Novartis has announced plans to significantly expand its clinical programme on the antihypertensive Rasilez/Tektura to 35,000 patients in 14 trials.

The Basel-based company said that the newly launched studies will evaluate the organ protection potential of the first-in-class direct renin inhibitor Rasilez (aliskiren) “beyond documented ability to provide powerful blood pressure reductions that last beyond 24 hours”.

The studies which make up the Aspire Higher clinical programme will include three mega-trials to explore Rasilez benefits in difficult-to-treat patients with “life-threatening co-morbidities” - heart failure, cardiovascular events in elderly and diabetic kidney disease. The Aspire project will be “the largest and most far-reaching cardio-renal outcomes programme worldwide”, Novartis said.

Trevor Mundel, head of global development functions at Novartis Pharma, said that data already reported from the programme have shown the potential for Rasilez to protect organs such as the heart and kidneys. “We look forward to the results of these additional long-term outcome studies that we hope will demonstrate the benefits of Rasilez independent of its powerful blood pressure reductions," he added.

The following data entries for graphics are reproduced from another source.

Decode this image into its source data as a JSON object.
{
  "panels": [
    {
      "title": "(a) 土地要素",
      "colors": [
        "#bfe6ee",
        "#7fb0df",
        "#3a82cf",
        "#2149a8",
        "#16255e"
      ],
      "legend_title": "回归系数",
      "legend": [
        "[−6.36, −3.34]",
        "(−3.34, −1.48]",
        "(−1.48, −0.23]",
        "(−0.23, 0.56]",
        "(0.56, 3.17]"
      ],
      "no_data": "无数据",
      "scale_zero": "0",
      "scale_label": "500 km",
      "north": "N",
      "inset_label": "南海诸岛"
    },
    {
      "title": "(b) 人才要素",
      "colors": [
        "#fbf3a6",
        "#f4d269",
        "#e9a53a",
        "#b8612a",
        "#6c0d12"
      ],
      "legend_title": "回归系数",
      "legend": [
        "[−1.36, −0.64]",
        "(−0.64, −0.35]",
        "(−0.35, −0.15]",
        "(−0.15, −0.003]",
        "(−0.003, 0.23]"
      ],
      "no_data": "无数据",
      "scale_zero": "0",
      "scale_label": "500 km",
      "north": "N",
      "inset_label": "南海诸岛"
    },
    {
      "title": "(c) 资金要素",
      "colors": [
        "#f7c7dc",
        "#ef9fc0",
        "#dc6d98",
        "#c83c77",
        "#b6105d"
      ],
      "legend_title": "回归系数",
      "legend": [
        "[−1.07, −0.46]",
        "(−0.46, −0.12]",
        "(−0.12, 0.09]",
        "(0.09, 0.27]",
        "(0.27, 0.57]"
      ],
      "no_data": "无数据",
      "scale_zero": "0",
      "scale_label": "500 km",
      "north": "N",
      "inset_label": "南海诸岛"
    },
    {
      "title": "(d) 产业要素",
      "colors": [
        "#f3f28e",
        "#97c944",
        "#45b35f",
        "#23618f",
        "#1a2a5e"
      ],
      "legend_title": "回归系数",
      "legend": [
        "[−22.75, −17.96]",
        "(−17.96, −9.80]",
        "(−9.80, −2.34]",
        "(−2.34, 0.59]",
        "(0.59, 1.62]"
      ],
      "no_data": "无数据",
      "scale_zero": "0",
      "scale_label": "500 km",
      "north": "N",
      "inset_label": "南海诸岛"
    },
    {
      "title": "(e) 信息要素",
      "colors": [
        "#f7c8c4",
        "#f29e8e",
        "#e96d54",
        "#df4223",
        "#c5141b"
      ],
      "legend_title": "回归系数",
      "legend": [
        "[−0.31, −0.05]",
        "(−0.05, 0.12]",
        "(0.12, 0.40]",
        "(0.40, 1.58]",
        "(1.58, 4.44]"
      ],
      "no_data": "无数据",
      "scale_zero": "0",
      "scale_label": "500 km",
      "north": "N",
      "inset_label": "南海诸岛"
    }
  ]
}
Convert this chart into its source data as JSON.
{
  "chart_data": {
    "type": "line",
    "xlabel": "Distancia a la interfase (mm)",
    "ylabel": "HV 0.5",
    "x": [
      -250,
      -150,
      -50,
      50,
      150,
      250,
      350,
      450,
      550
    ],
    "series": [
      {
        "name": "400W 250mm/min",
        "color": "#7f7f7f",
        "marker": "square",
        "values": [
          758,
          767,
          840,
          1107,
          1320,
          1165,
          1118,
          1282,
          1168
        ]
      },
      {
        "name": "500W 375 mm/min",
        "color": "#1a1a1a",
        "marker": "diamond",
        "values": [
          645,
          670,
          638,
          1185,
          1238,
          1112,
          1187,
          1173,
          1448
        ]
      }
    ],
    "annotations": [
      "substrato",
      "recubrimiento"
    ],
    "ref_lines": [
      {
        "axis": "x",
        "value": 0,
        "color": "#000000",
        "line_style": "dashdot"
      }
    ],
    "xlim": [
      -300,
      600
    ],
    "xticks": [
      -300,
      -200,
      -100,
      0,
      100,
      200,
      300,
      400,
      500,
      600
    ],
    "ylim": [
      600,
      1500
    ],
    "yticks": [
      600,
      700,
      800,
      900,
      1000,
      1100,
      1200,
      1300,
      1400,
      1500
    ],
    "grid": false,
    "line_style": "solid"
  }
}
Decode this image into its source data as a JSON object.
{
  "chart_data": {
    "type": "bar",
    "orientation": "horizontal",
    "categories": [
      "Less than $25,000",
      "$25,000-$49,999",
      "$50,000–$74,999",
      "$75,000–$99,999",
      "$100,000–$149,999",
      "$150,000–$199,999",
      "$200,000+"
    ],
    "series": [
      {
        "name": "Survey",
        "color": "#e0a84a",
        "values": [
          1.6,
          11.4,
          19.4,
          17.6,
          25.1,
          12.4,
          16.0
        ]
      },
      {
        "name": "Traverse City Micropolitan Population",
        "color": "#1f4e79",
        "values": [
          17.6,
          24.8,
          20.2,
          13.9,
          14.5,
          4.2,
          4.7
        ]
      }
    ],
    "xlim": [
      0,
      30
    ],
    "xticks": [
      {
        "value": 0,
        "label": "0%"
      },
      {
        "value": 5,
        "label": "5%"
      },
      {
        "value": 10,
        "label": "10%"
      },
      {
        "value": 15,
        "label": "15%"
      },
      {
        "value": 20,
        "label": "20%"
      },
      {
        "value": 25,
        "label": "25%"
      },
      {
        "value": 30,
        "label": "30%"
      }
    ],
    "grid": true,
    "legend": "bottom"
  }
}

Novartis withdraws EU flu vaccine application
The Rasilez announcement came just after it was revealed that Novartis has withdrawn an marketing application for its Aflunov pandemic influenza vaccine in Europe.

The jab had been under review by the European Medicines Agency’s Committee for Medicinal Products for Human Use and the EMEA says it had been expected to be used for pre-pandemic immunisation against the H5N1 subtype of the influenza A virus. However, Novartis told the agency it could not supply additional data that had been requested by the CHMP within the required timeframe.